Currently, the mainstream FPGAs are based on SRAM process, and in most development boards are in serial configuration mode. Since SRAM loses internal data when power is lost, an external off-chip memory capable of saving data when power is lost is often used to save the program. In this way, the FPGA reads the data from the external memory into the on-chip RAM to complete the configuration when power is applied, and then enters the working state after programming the FPGA.
At present, there are already some chip circuits inside the FPGA, not only the interface, gate circuit, there are ARM and other CPUs and so on have been brought into the embedded processor function.
We will find the board function has ARM + FPGA or DSP + FPGA cooperation, a chip to achieve the processor + FPGA function, this is our more powerful embedded processor features.
Advantages.
1, more conducive to PCB layout, smaller area, more powerful.
2.2, ARM embedded inside the chip, there are more buses and communication methods between ARM and FPGA, the speed can be faster.

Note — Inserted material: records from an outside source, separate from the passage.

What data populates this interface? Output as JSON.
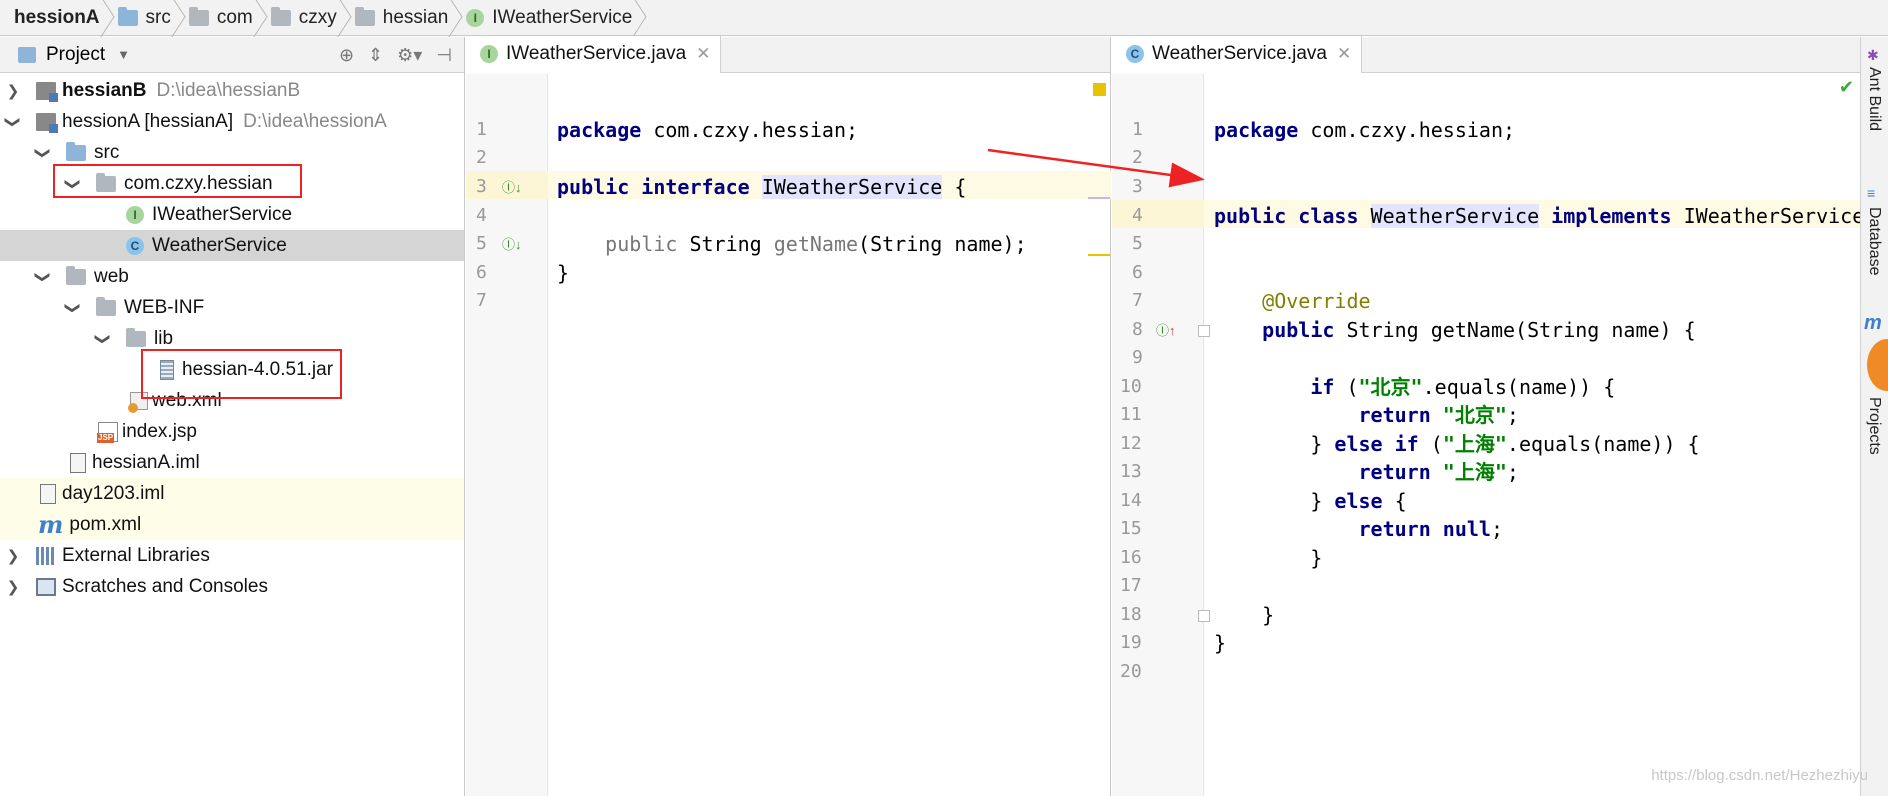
{
  "breadcrumb": [
    "hessionA",
    "src",
    "com",
    "czxy",
    "hessian",
    "IWeatherService"
  ],
  "project": {
    "title": "Project",
    "tree": [
      {
        "label": "hessianB",
        "path": "D:\\idea\\hessianB"
      },
      {
        "label": "hessionA [hessianA]",
        "path": "D:\\idea\\hessionA"
      },
      {
        "label": "src"
      },
      {
        "label": "com.czxy.hessian"
      },
      {
        "label": "IWeatherService"
      },
      {
        "label": "WeatherService"
      },
      {
        "label": "web"
      },
      {
        "label": "WEB-INF"
      },
      {
        "label": "lib"
      },
      {
        "label": "hessian-4.0.51.jar"
      },
      {
        "label": "web.xml"
      },
      {
        "label": "index.jsp"
      },
      {
        "label": "hessianA.iml"
      },
      {
        "label": "day1203.iml"
      },
      {
        "label": "pom.xml"
      },
      {
        "label": "External Libraries"
      },
      {
        "label": "Scratches and Consoles"
      }
    ]
  },
  "left_editor": {
    "tab": "IWeatherService.java",
    "line_numbers": [
      "1",
      "2",
      "3",
      "4",
      "5",
      "6",
      "7"
    ]
  },
  "right_editor": {
    "tab": "WeatherService.java",
    "line_numbers": [
      "1",
      "2",
      "3",
      "4",
      "5",
      "6",
      "7",
      "8",
      "9",
      "10",
      "11",
      "12",
      "13",
      "14",
      "15",
      "16",
      "17",
      "18",
      "19",
      "20"
    ]
  },
  "right_sidebar": {
    "tabs": [
      "Ant Build",
      "Database",
      "Projects"
    ]
  },
  "watermark": "https://blog.csdn.net/Hezhezhiyu"
}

5.3、The way of storing and configuring data
Once the program is designed on the EDA tool, it is necessary to burn the program on the software into the internal FPGA. Through different configuration modes, the FPGA will have different programming methods, the following are several common configuration modes.
1、Parallel mode: FPGA is configured by parallel PROM or Flash, that is to say, the program of FPGA is written into PROM or Flash first, and the value inside will be read automatically when power is applied to configure FPGA.
2、Master-slave mode: use one PROM to configure multiple FPGAs.
3、Serial mode: Serial PROM to configure FPGAs.
4、Peripheral mode: use FPGA as peripheral of microprocessor CPU, programmed by microprocessor.
One is the FPGA and one is the CPU. The CPU writes the FPGA through the interface and then implements the required functions through the FPGA. So where does the data for the CPU to configure the FPGA parameters come from?
You can add a RAM or FLASH, the CPU reads the content inside and then writes to the FPGA internally, and the FPGA works to implement the needed functions. This is one of the more common ways.
What is the difference between this way and the CPU directly controlling the FPGA? That is, after power on the FPGA directly read the data of the PROM is not good, why do we need an additional CPU?
One of the reasons is that some programs of FPGA are encrypted, the CPU reads the data and decrypts it before sending it to the FPGA, which then comes to implement the function.